Forex dealers said strength in dollar which hit multi- year high in overseas markets, also weighed on the rupee.

Foreign portfolio investors sold shares worth USD 636.59 million during first four days of the week, as per Sebi data.

Pramit Brahmbhatt, Veracity Group CEO, said: "The rupee lost... Taking cues from the dollar demand from oil companies which dented the rupee movement and also the dollar index was trading multi-year high...."

Dealers in foreign exchange said the Reserve Bank may have intervened in the markets but it seemed dollars selling through state-ran banks did not pay off.

Weakness in financial markets abroad following continued downslide in global crude oil (Brent) prices below USD 60 a barrel amid fall in Chinese manufacturing data also put pressure on the local currency.
The US Federal Reserve in its two-day monetary policy meet that concluded this week said it was on course to raise interest rates though not right away.

In the forward market, premia dropped further on sustained receivings by exporters.

The benchmark six-month forward dollar premium payable in May tumbled to 196-198 paise from last weekend's close of 203.5-205.5 paise.

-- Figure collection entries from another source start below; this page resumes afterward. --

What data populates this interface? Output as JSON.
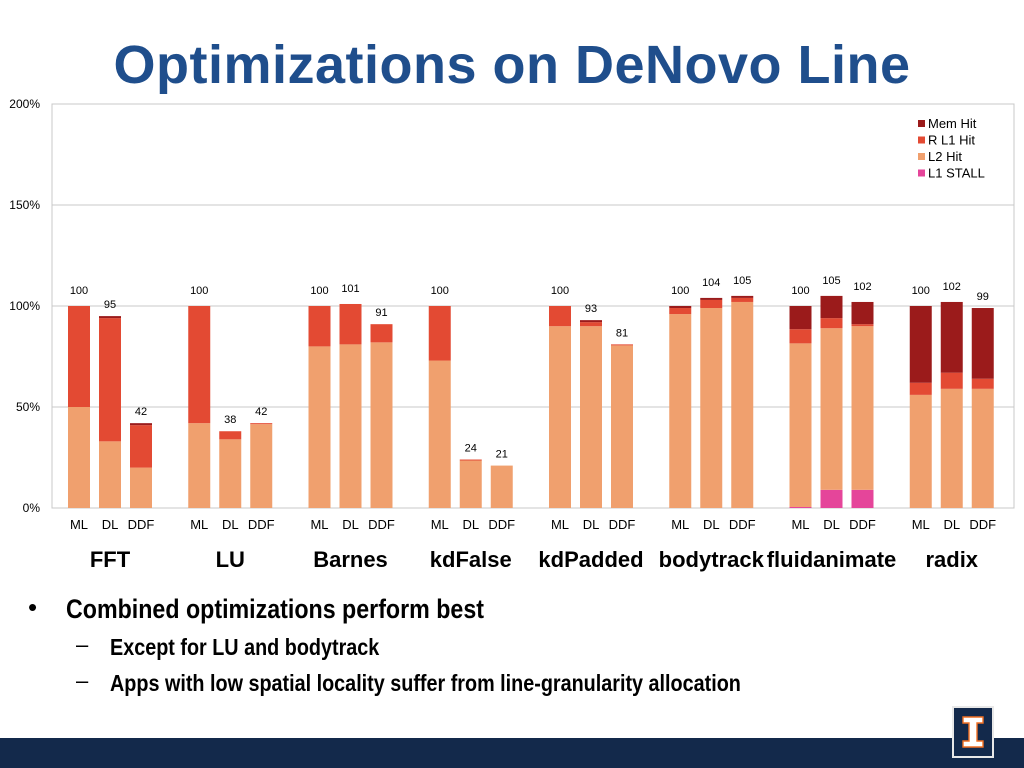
{
  "title": "Optimizations on DeNovo Line",
  "bullets": {
    "main": "Combined optimizations perform best",
    "sub": [
      "Except for LU and bodytrack",
      "Apps with low spatial locality suffer from line-granularity allocation"
    ],
    "bullet_glyph": "•",
    "dash_glyph": "–"
  },
  "logo": {
    "icon": "university-block-i-logo",
    "glyph": "I"
  },
  "chart_data": {
    "type": "bar",
    "stacked": true,
    "ylim": [
      0,
      200
    ],
    "yticks": [
      "0%",
      "50%",
      "100%",
      "150%",
      "200%"
    ],
    "ytick_values": [
      0,
      50,
      100,
      150,
      200
    ],
    "grid": true,
    "legend_position": "top-right",
    "series": [
      {
        "name": "Mem Hit",
        "color": "#9b1b1b"
      },
      {
        "name": "R L1 Hit",
        "color": "#e34a33"
      },
      {
        "name": "L2 Hit",
        "color": "#f0a06e"
      },
      {
        "name": "L1 STALL",
        "color": "#e5459a"
      }
    ],
    "bar_labels": [
      "ML",
      "DL",
      "DDF"
    ],
    "groups": [
      {
        "name": "FFT",
        "bars": [
          {
            "label": "ML",
            "total": 100,
            "l1_stall": 0,
            "l2_hit": 50,
            "r_l1_hit": 50,
            "mem_hit": 0
          },
          {
            "label": "DL",
            "total": 95,
            "l1_stall": 0,
            "l2_hit": 33,
            "r_l1_hit": 61,
            "mem_hit": 1
          },
          {
            "label": "DDF",
            "total": 42,
            "l1_stall": 0,
            "l2_hit": 20,
            "r_l1_hit": 21,
            "mem_hit": 1
          }
        ]
      },
      {
        "name": "LU",
        "bars": [
          {
            "label": "ML",
            "total": 100,
            "l1_stall": 0,
            "l2_hit": 42,
            "r_l1_hit": 58,
            "mem_hit": 0
          },
          {
            "label": "DL",
            "total": 38,
            "l1_stall": 0,
            "l2_hit": 34,
            "r_l1_hit": 4,
            "mem_hit": 0
          },
          {
            "label": "DDF",
            "total": 42,
            "l1_stall": 0,
            "l2_hit": 41.5,
            "r_l1_hit": 0.5,
            "mem_hit": 0
          }
        ]
      },
      {
        "name": "Barnes",
        "bars": [
          {
            "label": "ML",
            "total": 100,
            "l1_stall": 0,
            "l2_hit": 80,
            "r_l1_hit": 20,
            "mem_hit": 0
          },
          {
            "label": "DL",
            "total": 101,
            "l1_stall": 0,
            "l2_hit": 81,
            "r_l1_hit": 20,
            "mem_hit": 0
          },
          {
            "label": "DDF",
            "total": 91,
            "l1_stall": 0,
            "l2_hit": 82,
            "r_l1_hit": 9,
            "mem_hit": 0
          }
        ]
      },
      {
        "name": "kdFalse",
        "bars": [
          {
            "label": "ML",
            "total": 100,
            "l1_stall": 0,
            "l2_hit": 73,
            "r_l1_hit": 27,
            "mem_hit": 0
          },
          {
            "label": "DL",
            "total": 24,
            "l1_stall": 0,
            "l2_hit": 23.5,
            "r_l1_hit": 0.5,
            "mem_hit": 0
          },
          {
            "label": "DDF",
            "total": 21,
            "l1_stall": 0,
            "l2_hit": 21,
            "r_l1_hit": 0,
            "mem_hit": 0
          }
        ]
      },
      {
        "name": "kdPadded",
        "bars": [
          {
            "label": "ML",
            "total": 100,
            "l1_stall": 0,
            "l2_hit": 90,
            "r_l1_hit": 10,
            "mem_hit": 0
          },
          {
            "label": "DL",
            "total": 93,
            "l1_stall": 0,
            "l2_hit": 90,
            "r_l1_hit": 2,
            "mem_hit": 1
          },
          {
            "label": "DDF",
            "total": 81,
            "l1_stall": 0,
            "l2_hit": 80.5,
            "r_l1_hit": 0.5,
            "mem_hit": 0
          }
        ]
      },
      {
        "name": "bodytrack",
        "bars": [
          {
            "label": "ML",
            "total": 100,
            "l1_stall": 0,
            "l2_hit": 96,
            "r_l1_hit": 3,
            "mem_hit": 1
          },
          {
            "label": "DL",
            "total": 104,
            "l1_stall": 0,
            "l2_hit": 99,
            "r_l1_hit": 4,
            "mem_hit": 1
          },
          {
            "label": "DDF",
            "total": 105,
            "l1_stall": 0,
            "l2_hit": 102,
            "r_l1_hit": 2,
            "mem_hit": 1
          }
        ]
      },
      {
        "name": "fluidanimate",
        "bars": [
          {
            "label": "ML",
            "total": 100,
            "l1_stall": 0.5,
            "l2_hit": 81,
            "r_l1_hit": 7,
            "mem_hit": 11.5
          },
          {
            "label": "DL",
            "total": 105,
            "l1_stall": 9,
            "l2_hit": 80,
            "r_l1_hit": 5,
            "mem_hit": 11
          },
          {
            "label": "DDF",
            "total": 102,
            "l1_stall": 9,
            "l2_hit": 81,
            "r_l1_hit": 1,
            "mem_hit": 11
          }
        ]
      },
      {
        "name": "radix",
        "bars": [
          {
            "label": "ML",
            "total": 100,
            "l1_stall": 0,
            "l2_hit": 56,
            "r_l1_hit": 6,
            "mem_hit": 38
          },
          {
            "label": "DL",
            "total": 102,
            "l1_stall": 0,
            "l2_hit": 59,
            "r_l1_hit": 8,
            "mem_hit": 35
          },
          {
            "label": "DDF",
            "total": 99,
            "l1_stall": 0,
            "l2_hit": 59,
            "r_l1_hit": 5,
            "mem_hit": 35
          }
        ]
      }
    ]
  }
}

Far-forward contracts maturing in November 2015 also slumped to 401-403 paise from 407-409 paise.

The RBI fixed the reference rate for the US dollar at 63.0670 and the euro at 77.4589 from 62.4422 and 77.3846 from last weekend respectively.

The rupee also fell further to 98.91 against the pound sterling from 97.87 last weekend and also moved down further to 77.64 per euro from 77.56.

It too declined further to 53.04 per 100 Japanese yen from 52.69.